—Si algo me queda—repuso la sobrina con resignación,—yo lo iré arrancando poco á poco, que no he de hacer yo en un día lo que personas muy santas no consiguieron sino á fuerza de paciencia, abstinencias y mortificaciones.
—Tienes mucha razón—dijo Serafinita con complacencia;—pero es la verdad que el estado de tu espíritu no es el más á propósito para que te entreguemos á tu hijo. «Mientras exista sobre la tierra el que la engañó, ha dicho mi hermano, Gloria estará en peligro de caer de nuevo.» Pues bien, desgraciada, ese hombre no sólo existe, sino que te persigue, te ha buscado... ¡está aquí, en Ficóbriga, y anoche...! Con respecto á tu hijo, la voluntad de mi hermano es bien clara. «Puedes concederle, me escribió desde Roma el mes pasado, algún consuelo, permitiéndole ver á esa tierna criatura, aunque no conviene que se exalten demasiado sus sentimientos maternales. Puedes permitirle este desahogo tan natural y de tan buen origen; pero si por acaso el Malo se presentase en Ficóbriga, establece la incomunicación más absoluta; esconde á nuestro buen Jesús, que criamos para el cielo; ponlo donde sus extraviados padres no puedan alcanzarlo, porque temo mucho que perdamos esta tierna alma, ofrenda piadosa de nuestra familia al que hiriéndonos nos ha mostrado su poder, y mortificándonos su misericordia.»
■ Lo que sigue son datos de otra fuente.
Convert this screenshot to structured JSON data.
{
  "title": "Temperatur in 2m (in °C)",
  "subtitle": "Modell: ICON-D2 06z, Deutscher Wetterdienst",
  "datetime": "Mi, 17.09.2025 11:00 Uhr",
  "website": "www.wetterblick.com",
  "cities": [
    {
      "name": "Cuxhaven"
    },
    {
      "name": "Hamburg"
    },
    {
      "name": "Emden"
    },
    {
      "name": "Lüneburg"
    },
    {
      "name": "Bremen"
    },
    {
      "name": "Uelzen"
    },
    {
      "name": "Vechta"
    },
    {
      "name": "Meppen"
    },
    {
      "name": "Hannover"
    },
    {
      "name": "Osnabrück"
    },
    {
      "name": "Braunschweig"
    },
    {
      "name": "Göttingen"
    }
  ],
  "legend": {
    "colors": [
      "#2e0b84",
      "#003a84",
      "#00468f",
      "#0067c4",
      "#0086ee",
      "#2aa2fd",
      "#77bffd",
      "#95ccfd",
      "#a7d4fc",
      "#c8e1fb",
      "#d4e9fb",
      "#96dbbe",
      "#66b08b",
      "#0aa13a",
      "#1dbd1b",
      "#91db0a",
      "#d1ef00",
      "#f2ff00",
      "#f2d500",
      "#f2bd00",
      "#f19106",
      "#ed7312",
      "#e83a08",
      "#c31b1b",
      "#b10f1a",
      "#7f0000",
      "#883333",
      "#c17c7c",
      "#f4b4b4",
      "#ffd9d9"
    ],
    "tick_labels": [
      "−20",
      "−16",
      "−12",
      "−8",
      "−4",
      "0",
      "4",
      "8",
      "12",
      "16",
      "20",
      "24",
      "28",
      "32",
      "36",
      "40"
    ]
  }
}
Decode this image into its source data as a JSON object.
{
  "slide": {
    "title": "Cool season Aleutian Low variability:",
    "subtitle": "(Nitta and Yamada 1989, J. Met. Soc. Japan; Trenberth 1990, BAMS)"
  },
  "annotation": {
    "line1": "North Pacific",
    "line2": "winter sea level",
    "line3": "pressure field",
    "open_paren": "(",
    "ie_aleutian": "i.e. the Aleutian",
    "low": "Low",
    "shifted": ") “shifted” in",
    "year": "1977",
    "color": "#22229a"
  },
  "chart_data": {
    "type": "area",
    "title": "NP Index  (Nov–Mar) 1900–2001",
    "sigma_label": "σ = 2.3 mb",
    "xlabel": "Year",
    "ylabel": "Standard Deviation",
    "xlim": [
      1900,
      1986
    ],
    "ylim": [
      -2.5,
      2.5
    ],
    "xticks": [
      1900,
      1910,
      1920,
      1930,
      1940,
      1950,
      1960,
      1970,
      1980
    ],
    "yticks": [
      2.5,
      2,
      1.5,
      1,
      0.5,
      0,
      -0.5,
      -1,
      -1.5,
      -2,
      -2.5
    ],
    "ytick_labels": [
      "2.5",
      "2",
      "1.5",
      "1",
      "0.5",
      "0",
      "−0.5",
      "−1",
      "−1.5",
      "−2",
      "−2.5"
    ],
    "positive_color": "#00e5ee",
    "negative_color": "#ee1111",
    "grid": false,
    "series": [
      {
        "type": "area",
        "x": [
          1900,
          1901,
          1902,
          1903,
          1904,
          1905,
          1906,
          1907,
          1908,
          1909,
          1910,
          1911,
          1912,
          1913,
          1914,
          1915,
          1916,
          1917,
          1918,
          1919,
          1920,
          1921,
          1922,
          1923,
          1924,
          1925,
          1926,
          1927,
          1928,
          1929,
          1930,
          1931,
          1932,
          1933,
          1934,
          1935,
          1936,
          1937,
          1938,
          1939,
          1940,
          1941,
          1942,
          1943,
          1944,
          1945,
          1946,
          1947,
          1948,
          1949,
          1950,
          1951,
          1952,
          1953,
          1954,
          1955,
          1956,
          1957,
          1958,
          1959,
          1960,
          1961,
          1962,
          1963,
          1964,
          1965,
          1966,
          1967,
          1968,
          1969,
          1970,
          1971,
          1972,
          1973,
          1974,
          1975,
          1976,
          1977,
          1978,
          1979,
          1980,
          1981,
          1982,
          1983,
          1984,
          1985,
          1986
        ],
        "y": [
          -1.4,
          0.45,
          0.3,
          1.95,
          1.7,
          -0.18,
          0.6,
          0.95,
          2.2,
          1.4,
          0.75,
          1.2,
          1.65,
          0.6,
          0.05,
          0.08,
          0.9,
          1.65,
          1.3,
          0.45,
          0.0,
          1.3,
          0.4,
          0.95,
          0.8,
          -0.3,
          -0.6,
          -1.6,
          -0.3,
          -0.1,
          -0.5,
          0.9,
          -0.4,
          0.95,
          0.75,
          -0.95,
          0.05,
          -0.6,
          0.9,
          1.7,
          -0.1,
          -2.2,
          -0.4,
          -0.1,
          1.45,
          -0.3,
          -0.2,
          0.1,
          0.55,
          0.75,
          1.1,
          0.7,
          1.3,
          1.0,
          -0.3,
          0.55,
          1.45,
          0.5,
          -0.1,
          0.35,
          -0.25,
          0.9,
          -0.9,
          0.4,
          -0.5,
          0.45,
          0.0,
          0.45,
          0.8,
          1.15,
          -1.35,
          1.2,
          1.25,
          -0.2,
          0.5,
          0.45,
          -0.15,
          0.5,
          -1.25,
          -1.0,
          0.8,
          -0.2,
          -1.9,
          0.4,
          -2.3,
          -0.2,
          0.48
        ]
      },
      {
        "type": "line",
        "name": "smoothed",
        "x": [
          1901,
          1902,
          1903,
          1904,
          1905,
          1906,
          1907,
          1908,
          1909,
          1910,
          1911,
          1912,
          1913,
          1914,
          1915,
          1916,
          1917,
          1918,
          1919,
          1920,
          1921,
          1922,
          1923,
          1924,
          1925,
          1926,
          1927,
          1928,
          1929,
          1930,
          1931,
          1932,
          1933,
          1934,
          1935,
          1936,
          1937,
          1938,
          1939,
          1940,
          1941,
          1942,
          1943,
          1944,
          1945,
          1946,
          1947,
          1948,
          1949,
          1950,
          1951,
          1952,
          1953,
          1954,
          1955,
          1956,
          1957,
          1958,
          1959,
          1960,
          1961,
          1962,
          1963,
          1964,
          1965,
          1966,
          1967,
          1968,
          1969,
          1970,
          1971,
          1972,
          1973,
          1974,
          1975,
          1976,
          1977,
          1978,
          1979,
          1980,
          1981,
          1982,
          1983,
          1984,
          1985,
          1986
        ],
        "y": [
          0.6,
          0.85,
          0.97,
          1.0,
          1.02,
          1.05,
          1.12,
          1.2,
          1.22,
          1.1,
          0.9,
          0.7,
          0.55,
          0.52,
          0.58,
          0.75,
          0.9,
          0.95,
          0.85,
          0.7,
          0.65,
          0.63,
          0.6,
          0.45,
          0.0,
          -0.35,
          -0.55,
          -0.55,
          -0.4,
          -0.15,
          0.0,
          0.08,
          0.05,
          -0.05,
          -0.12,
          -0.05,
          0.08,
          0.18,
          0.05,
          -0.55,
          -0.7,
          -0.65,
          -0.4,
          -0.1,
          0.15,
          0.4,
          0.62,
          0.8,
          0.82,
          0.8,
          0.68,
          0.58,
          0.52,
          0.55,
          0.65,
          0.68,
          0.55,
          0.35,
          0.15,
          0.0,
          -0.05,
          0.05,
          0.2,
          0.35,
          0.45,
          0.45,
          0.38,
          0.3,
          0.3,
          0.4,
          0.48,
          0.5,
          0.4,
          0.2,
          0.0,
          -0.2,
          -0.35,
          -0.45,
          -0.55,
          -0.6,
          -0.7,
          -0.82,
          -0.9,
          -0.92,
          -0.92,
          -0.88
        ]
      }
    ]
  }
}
Gloria, al oir esto, cayó en profundo y lúgubre silencio.
XIX
Espinas, clavos, azotes, cruz.
—Tú me dijíste que aceptabas esta cruz como expiación.
—Sí la acepté—dijo la infelíz, después de una pausa en que Serafinita aguardó con impaciencia la contestación.—La acepté, pero luégo... luégo, querida tía, sentí que no podía, que no podía resignarme á ella; no tuve valor, mentí, disimulé, engañé á todos los de casa, salí ocultamente, después de sobornar á Mundideo para que me acompañara... Me porté mal, lo reconozco; pero el grito que sale de mis entrañas puede más que todo, y cuando él suena en mí no puedo dominarme, ni ser santa como usted dice, ni resignarme á padecer, ni llevar la cruz, ni clavarme clavos, ni beber cálices, ni ponerme corona de espinas.
—Hija mía, cada vez me causa más alarma y miedo ver en tí ese desasosiego que te aleja de la perfección. Tú no estás curada ni puedes estarlo, mientras no hagas un esfuerzo supremo, el último esfuerzo de tu alma pecadora para coger á Dios que se te escapa. Estás llena de ansiedades incomprensibles, de dudas horrendas. No conoces ese admirable fruto del Espíritu Santo que llamamos paz.
—¡Paz!—dijo Gloria con desaliento.—Temo que nunca jamás vuelva á haberla en mi alma.